Tripit didn't win a lottery; they provided big value and got paid because of it.

Ah yes, I wrote about that yesterday - http://news.ycombinator.com/item?id=4378546

Tripit and every other VC-backed company is in a completely different business than indie devs making apps. The product that companies like Tripit are selling, right from the beginning, is the company itself, not some free or cheap app. The app is just a marketing vehicle to increase the price of the company.

The amazing thing is that PG himself has been clearly saying this for years. And we still refuse to accept it!

Blindly copying VC-funded startups' surface tactics is the second leading cause of indie developer homelessness.

If you are in the business of business, you've got to sell. Successful entrepreneurs, whether VC-funded or bootstrapped, know how to sell.

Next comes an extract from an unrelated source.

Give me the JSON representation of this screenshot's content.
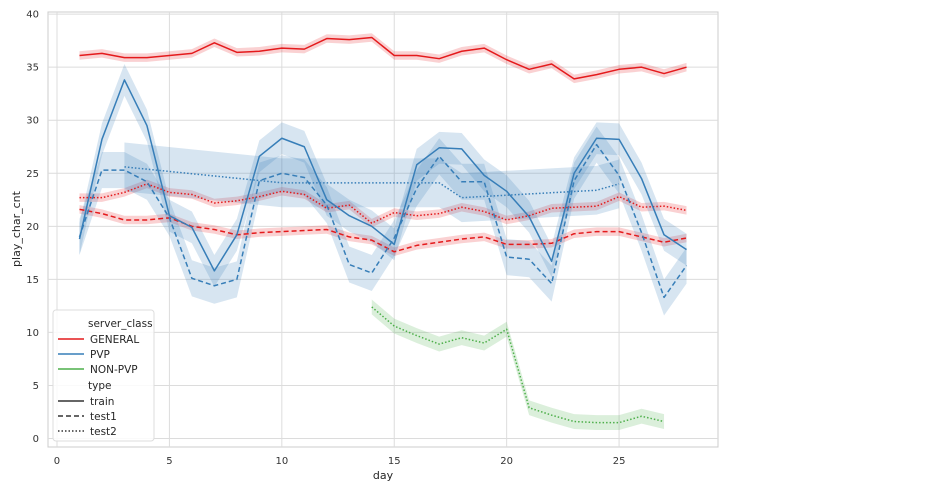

If you are funded, it would be stupid to try and do anything that doesn't increase the valuation of your company. The best founders know how to weave a compelling story, and are always selling their company. Always.

The most successful bootstrapped entrepreneurs are always selling their product. Notice how patio11 does not miss an opportunity to somehow weave in a mention of one of his products, while still coming across as the most helpful guy ever (because he is). And when he's blogging about SEO and other useful stuff for other entrepreneurs? He's selling his consultancy services.

If you're not selling, it's not a business. It's a hobby.

ABC: Always be closing.

For what it is worth, I have historically taken pains to avoid selling on HN.
You don't sell, but you promote your expertise and your personal brand for consulting, and offhandedly refer to how successful you are, with a indirect touch that is less off-putting and generates a bit of subtle mystique about "how does he do it? what is he talking about?"

A famous patio11-esque statement is a comment like "If you think that's a good sales technique, you don't understand the mindset of middle-aged schoolteachers" (while not repeating the fact that you market a product to that specific demographic.)

Can't fault that much. It would be extremely sacrificial to complete avoid saying "BCC" at all or ever mentioning that you generate X-figure returns for your consulting gigs, and spammily redundant to re-explain the whole Bingo Card business in every post.

You give away far more honest value (good, detailed advice) than you take away in "promotional references", contrasted against link-litter posts like this:

Headline: How X can help your business

Poster: Yeah, at http://mycompany.example.io, we use X.

You are like a human Google, giving away good, in-depth information, with a side of context-relevant promotion for your consulting business, but the information is valuable even without "clicking to learn the secret" or "buying the book". If all advertising were like that, the Internet would be a much nicer place.

At this point you are the product Patrick. The second you decide to monetize the patio11 brand (maybe by writing a book?) you're going to print money.

PS: write a book.

He's already written why that'll never happen, but I'm on his mailing list and I suspect him of building up the steam to leverage that financially. It'll likely be repeat-sales oriented and have a greater-than-$10 customer lifetime value. I can't wait to be fleeced, because at least we know he'll be focused on providing me with value.
Hey, there're some bingo lovers among us :-)
Keep telling yourself that. Just because we're not the audience of BCC or AR doesn't mean you're not selling something to us.
Wow. I don't like this comment at all. I have been following Patrick's online participation when there was no Hacker News and all geeks (including Patrick) used to hang out at Business of Software forum (at JOS). I can definitely say that he genuinely likes to share his knowledge and help others out. I really don't think he is getting any BCC or AR customers through his participation in these forums.
patio11 always has some of the best advice -- sometimes I think he's a black hat SEO disguises as a helpful expert :)
> and sold to a corporate buyer for $120m.

That's a great business plan and not lottery at all!

If they had not sold the company they could have just kept running on the revenues and distributing dividends back to the owners. That's a lot different than a business that needs to "sell or die."